Oil prices rose to $65.47 per barrel on Thursday as crude oil production dropped in the US due to frigid Texas weather.

The unusual weather has left millions in the dark and forced oil producers to shut down production. According to reports, at least the winter blast has claimed 24 lives.

Brent crude oil gained $2 to $65.47 on Thursday morning before pulling back to $64.62 per barrel around 11:00 am Nigerian time.

U.S. West Texas Intermediate (WTI) crude rose 2.3 percent to settle at $61.74 per barrel.

“This has just sent us to the next level,” said Bob Yawger, director of energy futures at Mizuho in New York. “Crude oil WTI will probably max out somewhere pretty close to $65.65, refinery utilization rate will probably slide to somewhere around 76%,” Yawger said.

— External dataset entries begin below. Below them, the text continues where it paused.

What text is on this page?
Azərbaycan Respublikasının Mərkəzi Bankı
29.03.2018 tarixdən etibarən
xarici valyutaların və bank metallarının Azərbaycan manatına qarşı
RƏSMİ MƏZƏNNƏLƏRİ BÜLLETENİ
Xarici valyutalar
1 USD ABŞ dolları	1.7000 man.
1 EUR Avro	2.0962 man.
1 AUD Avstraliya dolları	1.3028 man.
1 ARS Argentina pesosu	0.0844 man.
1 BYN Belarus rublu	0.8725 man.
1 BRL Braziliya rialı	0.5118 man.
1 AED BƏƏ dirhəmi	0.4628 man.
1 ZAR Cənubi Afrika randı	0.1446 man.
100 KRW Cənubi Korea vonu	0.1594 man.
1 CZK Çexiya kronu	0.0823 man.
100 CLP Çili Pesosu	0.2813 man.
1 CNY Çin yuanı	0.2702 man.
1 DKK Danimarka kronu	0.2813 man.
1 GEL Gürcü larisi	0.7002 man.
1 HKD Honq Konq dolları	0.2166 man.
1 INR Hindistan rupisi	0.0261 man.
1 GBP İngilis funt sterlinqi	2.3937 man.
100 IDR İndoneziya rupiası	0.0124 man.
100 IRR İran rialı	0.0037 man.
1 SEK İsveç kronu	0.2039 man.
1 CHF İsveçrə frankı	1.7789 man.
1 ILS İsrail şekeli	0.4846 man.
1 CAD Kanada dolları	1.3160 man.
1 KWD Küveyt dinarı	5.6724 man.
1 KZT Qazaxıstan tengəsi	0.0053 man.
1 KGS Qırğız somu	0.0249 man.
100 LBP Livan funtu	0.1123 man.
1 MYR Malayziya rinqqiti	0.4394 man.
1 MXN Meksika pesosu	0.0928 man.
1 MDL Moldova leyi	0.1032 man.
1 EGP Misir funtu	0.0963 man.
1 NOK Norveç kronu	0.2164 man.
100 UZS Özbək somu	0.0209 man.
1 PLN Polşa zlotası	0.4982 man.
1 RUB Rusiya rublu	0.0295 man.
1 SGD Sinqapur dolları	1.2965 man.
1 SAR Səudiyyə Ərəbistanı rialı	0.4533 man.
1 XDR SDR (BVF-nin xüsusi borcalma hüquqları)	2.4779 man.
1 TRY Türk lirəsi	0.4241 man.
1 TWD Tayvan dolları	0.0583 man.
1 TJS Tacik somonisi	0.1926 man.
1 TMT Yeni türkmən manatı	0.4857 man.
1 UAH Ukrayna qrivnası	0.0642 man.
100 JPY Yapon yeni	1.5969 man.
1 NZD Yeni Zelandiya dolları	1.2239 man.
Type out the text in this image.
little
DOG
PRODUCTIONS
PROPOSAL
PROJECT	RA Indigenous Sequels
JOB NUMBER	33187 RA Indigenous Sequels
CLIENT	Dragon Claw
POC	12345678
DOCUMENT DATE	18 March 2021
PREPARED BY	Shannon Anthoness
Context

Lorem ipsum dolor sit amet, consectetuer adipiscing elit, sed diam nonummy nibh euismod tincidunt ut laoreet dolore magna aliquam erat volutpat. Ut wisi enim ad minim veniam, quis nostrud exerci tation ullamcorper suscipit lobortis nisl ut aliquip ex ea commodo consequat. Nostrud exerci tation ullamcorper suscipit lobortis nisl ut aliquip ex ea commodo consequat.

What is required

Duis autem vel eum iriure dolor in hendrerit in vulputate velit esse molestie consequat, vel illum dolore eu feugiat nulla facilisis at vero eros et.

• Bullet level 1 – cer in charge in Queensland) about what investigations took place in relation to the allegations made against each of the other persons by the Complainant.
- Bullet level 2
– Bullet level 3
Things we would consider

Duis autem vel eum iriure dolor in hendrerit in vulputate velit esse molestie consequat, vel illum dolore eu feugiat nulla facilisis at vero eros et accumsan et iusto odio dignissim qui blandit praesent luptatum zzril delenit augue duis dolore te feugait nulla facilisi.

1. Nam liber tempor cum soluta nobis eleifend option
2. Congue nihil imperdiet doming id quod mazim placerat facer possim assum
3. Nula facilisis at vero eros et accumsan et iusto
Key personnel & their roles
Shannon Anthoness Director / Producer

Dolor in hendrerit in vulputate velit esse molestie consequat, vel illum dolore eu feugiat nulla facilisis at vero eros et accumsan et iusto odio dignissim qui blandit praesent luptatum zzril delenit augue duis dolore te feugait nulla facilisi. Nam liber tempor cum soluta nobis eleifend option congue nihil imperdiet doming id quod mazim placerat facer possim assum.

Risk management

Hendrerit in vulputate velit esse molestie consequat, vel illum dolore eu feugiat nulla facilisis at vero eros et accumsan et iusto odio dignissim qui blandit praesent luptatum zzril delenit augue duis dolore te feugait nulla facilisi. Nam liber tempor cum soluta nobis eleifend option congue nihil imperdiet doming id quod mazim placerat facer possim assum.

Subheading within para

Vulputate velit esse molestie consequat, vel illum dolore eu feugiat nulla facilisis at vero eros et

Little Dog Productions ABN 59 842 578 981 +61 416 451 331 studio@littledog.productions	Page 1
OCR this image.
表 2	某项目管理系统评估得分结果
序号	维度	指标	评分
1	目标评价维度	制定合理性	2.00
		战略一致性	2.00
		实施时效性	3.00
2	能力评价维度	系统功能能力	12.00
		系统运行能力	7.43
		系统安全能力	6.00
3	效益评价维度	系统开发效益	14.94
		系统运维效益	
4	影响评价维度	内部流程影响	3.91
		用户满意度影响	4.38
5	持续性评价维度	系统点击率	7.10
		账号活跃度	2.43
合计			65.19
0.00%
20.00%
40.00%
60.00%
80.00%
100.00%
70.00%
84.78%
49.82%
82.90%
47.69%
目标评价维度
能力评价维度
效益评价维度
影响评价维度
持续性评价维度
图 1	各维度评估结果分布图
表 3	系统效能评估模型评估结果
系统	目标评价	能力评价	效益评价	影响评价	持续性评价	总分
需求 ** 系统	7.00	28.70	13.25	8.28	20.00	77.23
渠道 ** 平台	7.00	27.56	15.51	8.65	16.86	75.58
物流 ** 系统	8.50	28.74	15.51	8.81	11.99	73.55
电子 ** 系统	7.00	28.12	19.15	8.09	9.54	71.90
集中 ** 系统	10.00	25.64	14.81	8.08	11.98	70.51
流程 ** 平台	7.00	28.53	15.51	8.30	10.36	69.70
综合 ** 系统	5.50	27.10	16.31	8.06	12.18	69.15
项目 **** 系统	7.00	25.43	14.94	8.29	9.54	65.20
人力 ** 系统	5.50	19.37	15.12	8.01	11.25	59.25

However, the report that Saudi Arabia plans to increase production in the coming months weighed on crude oil as it can be seen in the chart below.

Prince Abdulaziz bin Salman, Saudi Arabian Energy Minister, warned that it was too early to declare victory against the COVID-19 virus and that oil producers must remain “extremely cautious”.

“We are in a much better place than we were a year ago, but I must warn, once again, against complacency. The uncertainty is very high, and we have to be extremely cautious,” he told an energy industry event.